WIOC (105.1 FM), also branded on-air as Fresh 99.9 FM, is a radio station broadcasting a bilingual Top 40/CHR format. Licensed to Ponce, Puerto Rico, the station serves the Puerto Rico area. The station is currently owned by International Broadcasting Corporation.

==History==
WIOA signed on March 1, 1961 as WFQM. It was originally owned by the Supreme Broadcasting Company of Puerto Rico, controlled by Alfredo Ramírez de Arellano y Bártoli, and it was the FM counterpart to WKYN (630 AM), known as "La Gran Cadena FM" with a beautiful music format. In 1968, the call letters were changed to WKYN-FM, with the WQBS-FM designation adopted in 1970.

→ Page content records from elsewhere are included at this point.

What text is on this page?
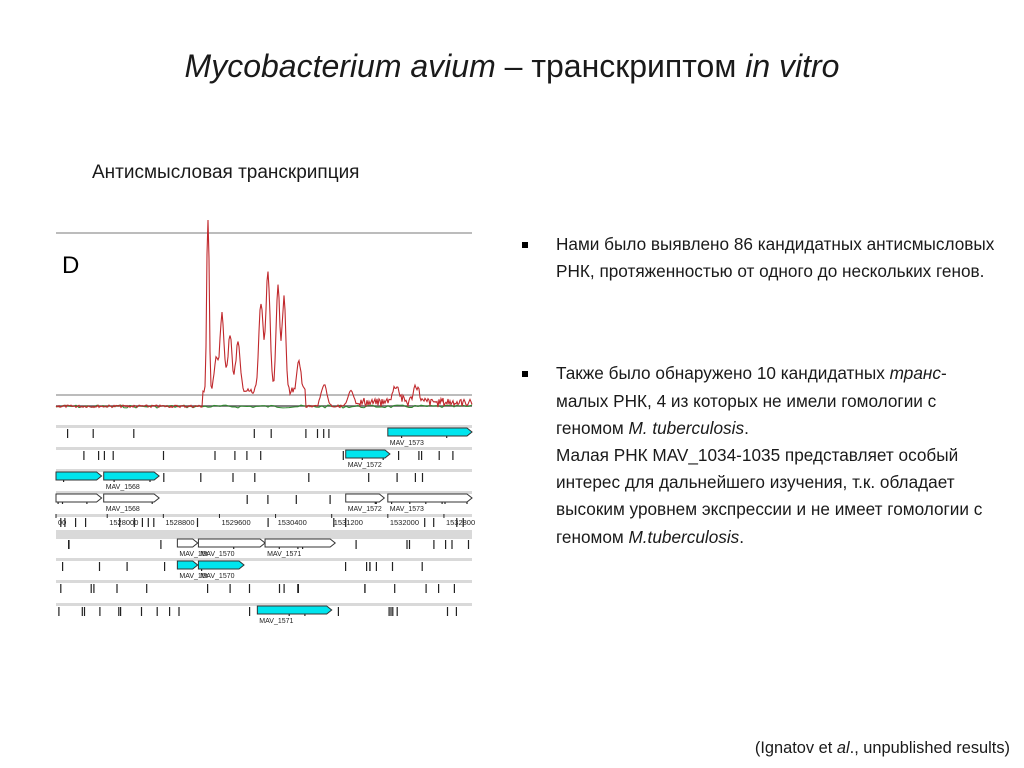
Mycobacterium avium – транскриптом in vitro
Антисмысловая транскрипция
MAV_1573
MAV_1572
MAV_1568
MAV_1568	MAV_1572 MAV_1573
MAV_15t
MAV_1570	MAV_1571
MAV_15t
MAV_1570
MAV_1571
00	1528000	1528800	1529600	1530400	1531200	1532000	1532800
D
Нами было выявлено 86 кандидатных антисмысловых РНК, протяженностью от одного до нескольких генов.
Также было обнаружено 10 кандидатных транс-малых РНК, 4 из которых не имели гомологии с геномом M. tuberculosis.
Малая РНК MAV_1034-1035 представляет особый интерес для дальнейшего изучения, т.к. обладает высоким уровнем экспрессии и не имеет гомологии с геномом M.tuberculosis.
(Ignatov et al., unpublished results)
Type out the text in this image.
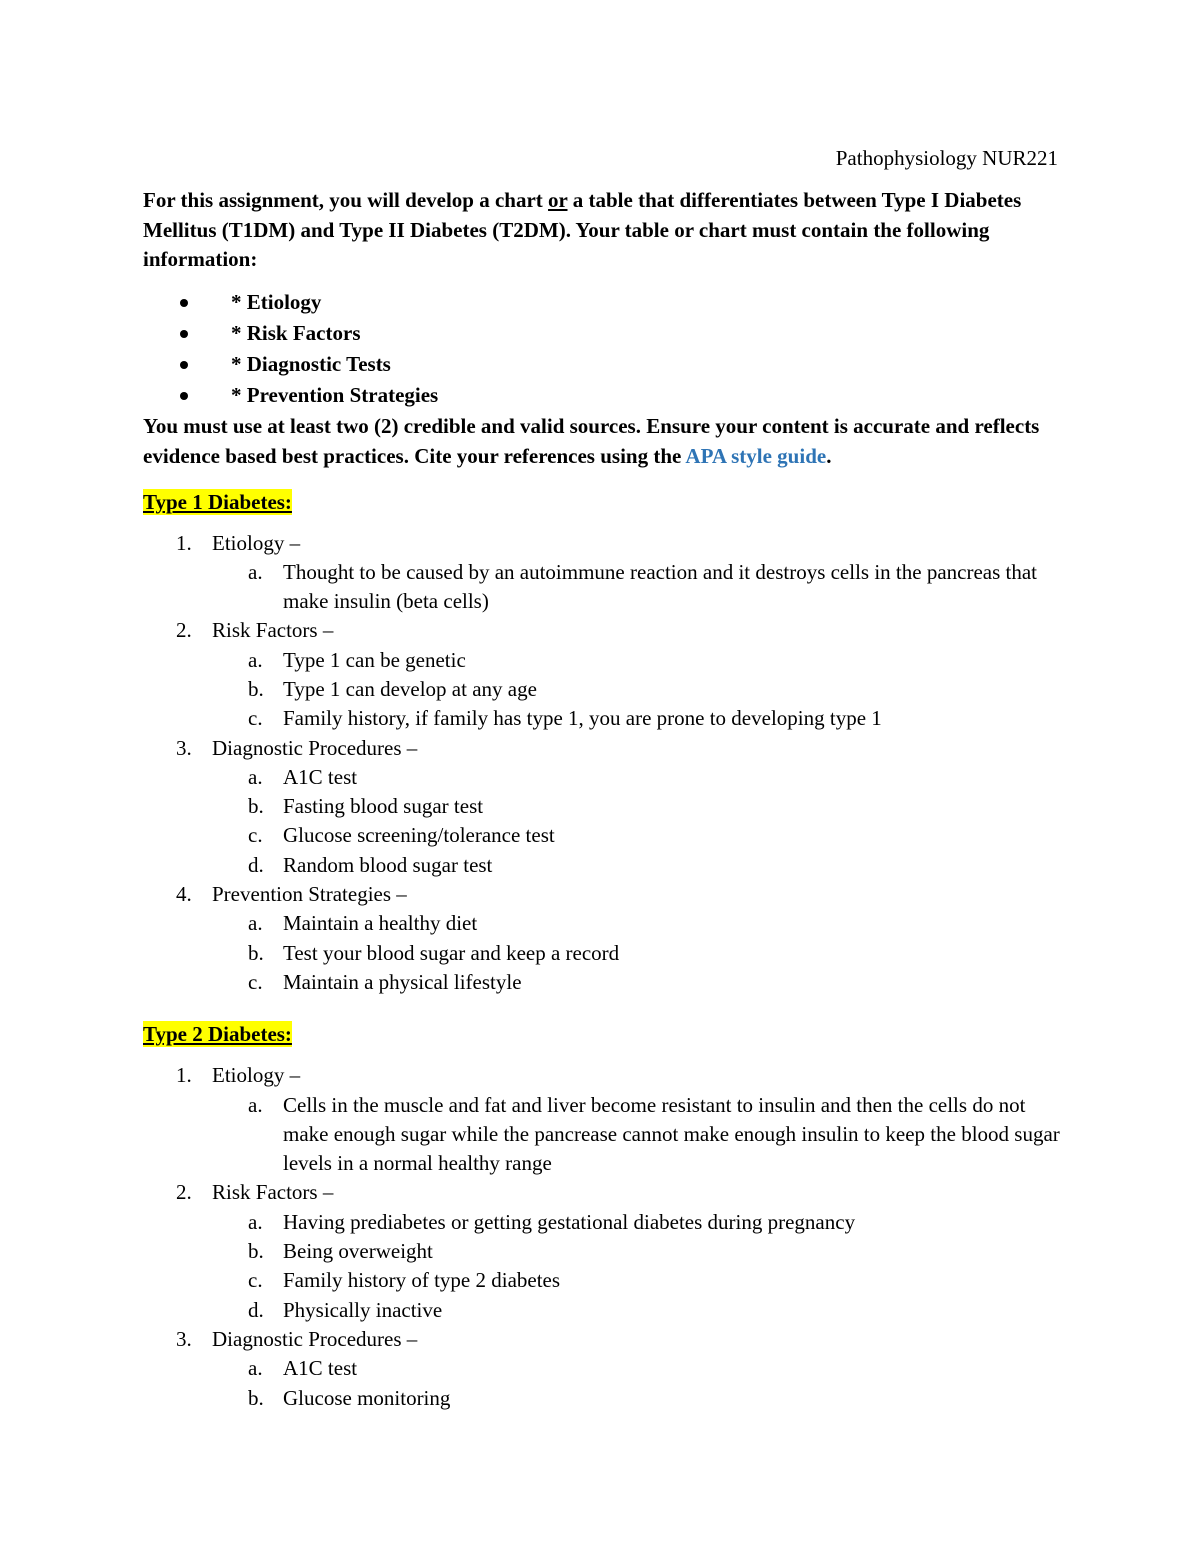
Pathophysiology NUR221

For this assignment, you will develop a chart or a table that differentiates between Type I Diabetes Mellitus (T1DM) and Type II Diabetes (T2DM). Your table or chart must contain the following information:

* Etiology
* Risk Factors
* Diagnostic Tests
* Prevention Strategies

You must use at least two (2) credible and valid sources. Ensure your content is accurate and reflects evidence based best practices. Cite your references using the APA style guide.

Type 1 Diabetes:
1. Etiology –
a. Thought to be caused by an autoimmune reaction and it destroys cells in the pancreas that make insulin (beta cells)
2. Risk Factors –
a. Type 1 can be genetic
b. Type 1 can develop at any age
c. Family history, if family has type 1, you are prone to developing type 1
3. Diagnostic Procedures –
a. A1C test
b. Fasting blood sugar test
c. Glucose screening/tolerance test
d. Random blood sugar test
4. Prevention Strategies –
a. Maintain a healthy diet
b. Test your blood sugar and keep a record
c. Maintain a physical lifestyle
Type 2 Diabetes:
1. Etiology –
a. Cells in the muscle and fat and liver become resistant to insulin and then the cells do not make enough sugar while the pancrease cannot make enough insulin to keep the blood sugar levels in a normal healthy range
2. Risk Factors –
a. Having prediabetes or getting gestational diabetes during pregnancy
b. Being overweight
c. Family history of type 2 diabetes
d. Physically inactive
3. Diagnostic Procedures –
a. A1C test
b. Glucose monitoring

By that time the three radio stations that formed the network were WQBS-AM-FM 630 & 99.9 San Juan, WORA-AM-FM 760 and 97.5 Mayagüez, and WPRP-AM-FM 910 and 105.1 Ponce. The FM stations were intended to change their call signs on September 1, 1977, to WIOA, WIOB and WIOC, respectively, but confusion with WHOA (870 AM) in San Juan required the first two stations to change. After WHOA was sold to Pedro Román Collazo and became the current WQBS, WIOA and WIOB exchanged call letters in 1985.

In 1976, the station relaunched as Estereotempo, eventually segueing into a romantic/ballad format in the late 1980s.

Estereotempo moved to WRXD 96.5 FM in San Juan on October 14, 2014, making way for Fresh, a hot adult contemporary format; the Estereotempo format was dismantled in 2018, and WIOB is no longer co-owned. WIOC continues to rebroadcast WIOA. However, the Estereotempo name and its Spanish AC returned on 96.5 in San Juan in 2023.

Originally the antenna and transmitters were located on the roof of Ponce De León 23 story building, 1st Federal Savings. Now they are located on one of the highest peaks next to El Yunque providing much better coverage.

On June 20, 2024, International Broadcasting Corporation announced a sale of WIOA/WIOC and other stations to SMD Media Group, a new conglomerate that unite three radio networks converting into a multimedia content hub across the globe.